R. Brown. “Two examples in homotopy theory”. In: Proc. Cambridge Philos. Soc. 62 (1966), pp. 575–576. url: https://doi.org/10.1017/s0305004100040238.

[DI04]

Daniel Dugger and Daniel C. Isaksen. “Weak equivalences of simplicial presheaves”. In: Homotopy theory: relations with algebraic geometry, group cohomology, and algebraic \(K\)-theory. Vol. 346. Contemp. Math. Amer. Math. Soc., Providence, RI, 2004, pp. 97–113. arXiv: math/ 0205025. url: https://doi.org/10.1090/conm/346/06292.

[Dol63]

Albrecht Dold. “Partitions of unity in the theory of fibrations”. In: Ann. of Math. (2) 78 (1963), pp. 223–255. url: https://doi.org/10.2307/1970341.

[Fad59]

Edward Fadell. “On fiber spaces”. In: Trans.

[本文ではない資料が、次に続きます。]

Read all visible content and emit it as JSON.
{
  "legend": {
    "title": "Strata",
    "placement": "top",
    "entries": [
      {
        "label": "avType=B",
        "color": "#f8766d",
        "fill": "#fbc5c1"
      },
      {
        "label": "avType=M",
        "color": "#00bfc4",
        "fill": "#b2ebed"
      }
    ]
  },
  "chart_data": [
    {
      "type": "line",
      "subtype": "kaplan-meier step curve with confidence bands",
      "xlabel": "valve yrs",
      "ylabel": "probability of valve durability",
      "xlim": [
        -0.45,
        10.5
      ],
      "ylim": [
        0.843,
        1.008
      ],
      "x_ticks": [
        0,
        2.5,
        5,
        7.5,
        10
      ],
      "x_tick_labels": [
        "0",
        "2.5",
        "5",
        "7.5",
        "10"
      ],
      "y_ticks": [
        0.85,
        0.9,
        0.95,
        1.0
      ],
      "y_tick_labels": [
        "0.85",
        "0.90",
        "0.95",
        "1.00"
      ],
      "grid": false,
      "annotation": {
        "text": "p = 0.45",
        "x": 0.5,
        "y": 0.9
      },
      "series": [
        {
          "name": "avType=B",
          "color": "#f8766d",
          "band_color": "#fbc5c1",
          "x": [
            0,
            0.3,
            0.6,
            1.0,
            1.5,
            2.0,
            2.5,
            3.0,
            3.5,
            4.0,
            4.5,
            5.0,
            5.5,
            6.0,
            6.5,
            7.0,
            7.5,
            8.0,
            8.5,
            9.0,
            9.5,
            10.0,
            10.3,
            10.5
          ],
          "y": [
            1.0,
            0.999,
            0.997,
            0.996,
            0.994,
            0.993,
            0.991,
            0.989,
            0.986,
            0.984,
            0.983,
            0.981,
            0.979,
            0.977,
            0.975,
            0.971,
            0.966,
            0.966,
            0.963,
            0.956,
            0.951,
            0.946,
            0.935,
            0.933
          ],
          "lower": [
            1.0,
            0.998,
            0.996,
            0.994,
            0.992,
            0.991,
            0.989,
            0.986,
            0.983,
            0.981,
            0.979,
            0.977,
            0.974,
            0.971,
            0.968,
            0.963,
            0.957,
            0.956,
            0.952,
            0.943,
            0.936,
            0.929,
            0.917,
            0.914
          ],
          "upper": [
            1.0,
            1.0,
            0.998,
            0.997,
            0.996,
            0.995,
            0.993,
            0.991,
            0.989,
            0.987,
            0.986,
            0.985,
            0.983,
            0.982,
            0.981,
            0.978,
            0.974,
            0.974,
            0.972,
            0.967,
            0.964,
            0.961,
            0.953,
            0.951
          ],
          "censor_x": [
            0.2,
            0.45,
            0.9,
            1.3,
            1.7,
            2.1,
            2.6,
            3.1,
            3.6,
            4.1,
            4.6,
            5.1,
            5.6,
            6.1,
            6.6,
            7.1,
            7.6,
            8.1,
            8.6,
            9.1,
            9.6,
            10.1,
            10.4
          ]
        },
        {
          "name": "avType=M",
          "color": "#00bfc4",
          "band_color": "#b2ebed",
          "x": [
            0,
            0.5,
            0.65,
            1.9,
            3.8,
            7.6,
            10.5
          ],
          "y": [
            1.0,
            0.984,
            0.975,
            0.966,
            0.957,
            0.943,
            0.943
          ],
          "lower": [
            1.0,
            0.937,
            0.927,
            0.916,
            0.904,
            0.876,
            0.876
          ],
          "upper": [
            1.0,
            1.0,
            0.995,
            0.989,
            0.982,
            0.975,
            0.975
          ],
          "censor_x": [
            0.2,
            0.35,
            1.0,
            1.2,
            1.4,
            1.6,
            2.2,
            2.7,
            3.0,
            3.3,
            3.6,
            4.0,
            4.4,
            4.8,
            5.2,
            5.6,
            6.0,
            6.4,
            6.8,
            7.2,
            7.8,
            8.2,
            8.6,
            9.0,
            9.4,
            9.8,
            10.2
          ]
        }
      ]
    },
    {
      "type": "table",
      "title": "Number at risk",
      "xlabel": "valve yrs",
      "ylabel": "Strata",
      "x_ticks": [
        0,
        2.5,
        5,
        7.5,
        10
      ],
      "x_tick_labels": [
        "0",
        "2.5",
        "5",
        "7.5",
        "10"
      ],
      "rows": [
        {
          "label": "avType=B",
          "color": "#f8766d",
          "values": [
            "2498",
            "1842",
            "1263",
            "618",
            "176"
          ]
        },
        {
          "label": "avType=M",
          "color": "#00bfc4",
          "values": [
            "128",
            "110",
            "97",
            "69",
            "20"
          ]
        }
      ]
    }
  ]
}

Amer. Math. Soc. 90 (1959), pp. 1–14. url: https://doi.org/10.2307/1993265.

[Has74]

Harold M. Hastings. “Fibrations of compactly generated spaces”. In: Michigan Math. J. 21 (1974), 243–251 (1975). url: http://projecteuclid.org/euclid.mmj/1029001312.

[Hue55]

William Huebsch. “On the covering homotopy theorem”. In: Ann. of Math. (2) 61 (1955), pp. 555–563. url: https://doi.org/10.2307/1969813.

[Hur55]

Witold Hurewicz. “On the concept of fiber space”. In: Proc. Nat. Acad. Sci. U.S.A. 41 (1955), pp. 956–961. url: https://doi.org/10.1073/pnas.41.11.956.

[May99]

J. P. May. A concise course in algebraic topology. Chicago Lectures in Mathematics. Chicago, IL: University of Chicago Press, 1999, pp. x+243. isbn: 0-226-51182-0.

[WS06]

James Wirth and Jim Stasheff. “Homotopy transition cocycles”. In: J. Homotopy Relat. Struct. 1.1 (2006), pp. 273–283. arXiv: math/ 0609220.

[玉20]

玉木大. ファイバー束とホモトピー. 森北出版, 2020, p. 320. isbn: 978-4-627-05461-5.

[西田吾85]

西田吾郎. ホモトピー論. Vol. 16. 共立講座現代の数学. 東京: 共立出版, 1985.